The majority of brisé fans accentuated the elaborate carving or piercing of the sticks, with little or no decoration to detract from the delicate pierced patterns. Others, like this example, incorporated pictorial designs.
This ivory brisé fan, c1810-1820, is composed of pierced sticks and guards, threaded with a white silk ribbon, and held together by a steel rivet and mother-of-pearl washers. All the sticks are identically pierced, with the exception of nine sticks which have a central uncarved area, allowing for three painted vignettes.
The vignettes are different on both faces of the fan. One face shows a figure of a young man in the central vignette, flanked by two vignettes of building resembling churches. The other face shows a central vignette of an exotic red bird, flanked by two vignettes of bowls of fruit. Each face is also hand-painted with brightly colored rows of flowers. The fine painting on each face allows for either face to be used as the front face.

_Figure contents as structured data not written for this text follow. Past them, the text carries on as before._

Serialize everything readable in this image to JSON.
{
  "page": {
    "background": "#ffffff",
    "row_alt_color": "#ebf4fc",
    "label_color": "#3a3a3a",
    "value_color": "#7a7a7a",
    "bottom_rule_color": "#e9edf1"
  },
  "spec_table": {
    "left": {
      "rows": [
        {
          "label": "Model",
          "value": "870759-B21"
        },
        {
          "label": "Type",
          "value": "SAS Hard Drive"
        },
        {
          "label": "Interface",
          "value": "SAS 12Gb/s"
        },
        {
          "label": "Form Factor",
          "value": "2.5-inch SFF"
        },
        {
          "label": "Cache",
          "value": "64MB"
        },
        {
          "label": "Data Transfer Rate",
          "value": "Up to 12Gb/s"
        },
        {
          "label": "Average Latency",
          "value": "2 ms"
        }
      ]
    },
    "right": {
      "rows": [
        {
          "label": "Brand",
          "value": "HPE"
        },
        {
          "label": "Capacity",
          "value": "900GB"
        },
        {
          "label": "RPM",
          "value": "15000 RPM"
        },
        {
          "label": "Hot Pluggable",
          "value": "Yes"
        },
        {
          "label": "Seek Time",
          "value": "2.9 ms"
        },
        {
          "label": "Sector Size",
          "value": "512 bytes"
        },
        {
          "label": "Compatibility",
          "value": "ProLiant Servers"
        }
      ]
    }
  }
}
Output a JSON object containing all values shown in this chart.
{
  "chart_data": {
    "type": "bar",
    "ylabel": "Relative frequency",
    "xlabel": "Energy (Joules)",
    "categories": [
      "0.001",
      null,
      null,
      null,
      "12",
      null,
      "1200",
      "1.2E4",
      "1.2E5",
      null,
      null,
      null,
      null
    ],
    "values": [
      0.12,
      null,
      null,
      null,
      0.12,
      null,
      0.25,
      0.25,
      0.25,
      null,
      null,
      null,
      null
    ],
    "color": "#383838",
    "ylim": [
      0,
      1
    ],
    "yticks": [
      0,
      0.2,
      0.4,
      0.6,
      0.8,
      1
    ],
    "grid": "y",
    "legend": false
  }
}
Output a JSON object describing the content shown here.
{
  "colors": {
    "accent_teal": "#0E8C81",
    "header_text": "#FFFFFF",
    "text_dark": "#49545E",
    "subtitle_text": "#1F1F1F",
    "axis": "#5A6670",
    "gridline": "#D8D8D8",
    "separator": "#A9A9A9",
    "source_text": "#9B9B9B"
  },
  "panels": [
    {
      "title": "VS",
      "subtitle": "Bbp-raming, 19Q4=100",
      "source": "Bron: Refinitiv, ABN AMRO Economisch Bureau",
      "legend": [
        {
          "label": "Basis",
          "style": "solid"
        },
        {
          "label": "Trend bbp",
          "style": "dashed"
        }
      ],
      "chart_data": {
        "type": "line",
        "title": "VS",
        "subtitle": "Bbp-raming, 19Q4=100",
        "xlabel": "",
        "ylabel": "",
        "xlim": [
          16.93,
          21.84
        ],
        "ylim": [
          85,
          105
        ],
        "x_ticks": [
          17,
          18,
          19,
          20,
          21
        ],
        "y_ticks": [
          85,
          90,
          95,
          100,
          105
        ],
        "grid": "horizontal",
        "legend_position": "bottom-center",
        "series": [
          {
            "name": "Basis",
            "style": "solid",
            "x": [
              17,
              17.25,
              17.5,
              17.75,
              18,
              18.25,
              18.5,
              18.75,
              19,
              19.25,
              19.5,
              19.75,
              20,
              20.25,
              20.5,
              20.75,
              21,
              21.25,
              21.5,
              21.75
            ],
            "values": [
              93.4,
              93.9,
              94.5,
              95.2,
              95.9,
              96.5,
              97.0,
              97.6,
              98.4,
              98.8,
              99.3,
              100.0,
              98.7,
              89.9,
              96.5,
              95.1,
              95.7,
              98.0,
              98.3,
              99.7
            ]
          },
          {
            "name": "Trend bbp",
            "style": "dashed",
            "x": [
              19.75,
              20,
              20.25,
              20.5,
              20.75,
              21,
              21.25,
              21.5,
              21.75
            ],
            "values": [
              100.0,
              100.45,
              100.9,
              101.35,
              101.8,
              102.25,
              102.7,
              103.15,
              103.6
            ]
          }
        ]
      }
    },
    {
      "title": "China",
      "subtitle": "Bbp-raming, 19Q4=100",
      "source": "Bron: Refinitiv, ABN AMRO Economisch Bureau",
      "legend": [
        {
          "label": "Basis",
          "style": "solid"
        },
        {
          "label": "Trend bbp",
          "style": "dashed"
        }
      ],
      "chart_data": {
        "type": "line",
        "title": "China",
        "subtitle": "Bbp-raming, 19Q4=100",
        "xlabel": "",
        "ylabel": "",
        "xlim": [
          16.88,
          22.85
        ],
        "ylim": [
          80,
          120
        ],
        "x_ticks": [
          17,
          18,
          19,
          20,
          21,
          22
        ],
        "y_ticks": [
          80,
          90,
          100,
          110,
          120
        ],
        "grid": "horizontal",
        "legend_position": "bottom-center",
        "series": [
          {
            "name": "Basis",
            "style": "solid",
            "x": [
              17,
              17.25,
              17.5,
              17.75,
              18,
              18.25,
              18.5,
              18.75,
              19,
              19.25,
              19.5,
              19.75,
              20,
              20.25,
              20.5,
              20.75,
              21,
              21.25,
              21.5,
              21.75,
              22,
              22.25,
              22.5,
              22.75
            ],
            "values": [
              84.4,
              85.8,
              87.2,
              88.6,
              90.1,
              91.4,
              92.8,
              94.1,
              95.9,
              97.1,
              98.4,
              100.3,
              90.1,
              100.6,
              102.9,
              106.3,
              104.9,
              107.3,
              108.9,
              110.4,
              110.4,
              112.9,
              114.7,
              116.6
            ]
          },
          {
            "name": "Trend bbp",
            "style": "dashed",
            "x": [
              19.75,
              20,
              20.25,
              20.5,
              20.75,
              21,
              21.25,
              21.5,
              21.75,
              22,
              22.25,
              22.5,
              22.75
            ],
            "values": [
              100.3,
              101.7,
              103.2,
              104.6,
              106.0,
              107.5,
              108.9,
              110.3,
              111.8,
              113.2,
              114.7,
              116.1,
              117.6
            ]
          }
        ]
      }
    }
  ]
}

Painting on brisé fans was more difficult than painting a fan leaf for a folded fan, especially when both sides of the stick were painted. On a brisé fan, the artist had to color each individual stick carefully so that the whole composition connected properly, on both faces, when the fan was opened.
Though purchased in England, this fan is possibly French. A fan in the Victoria & Albert Museum with identical piercings and similar painted vignettes is identified as French.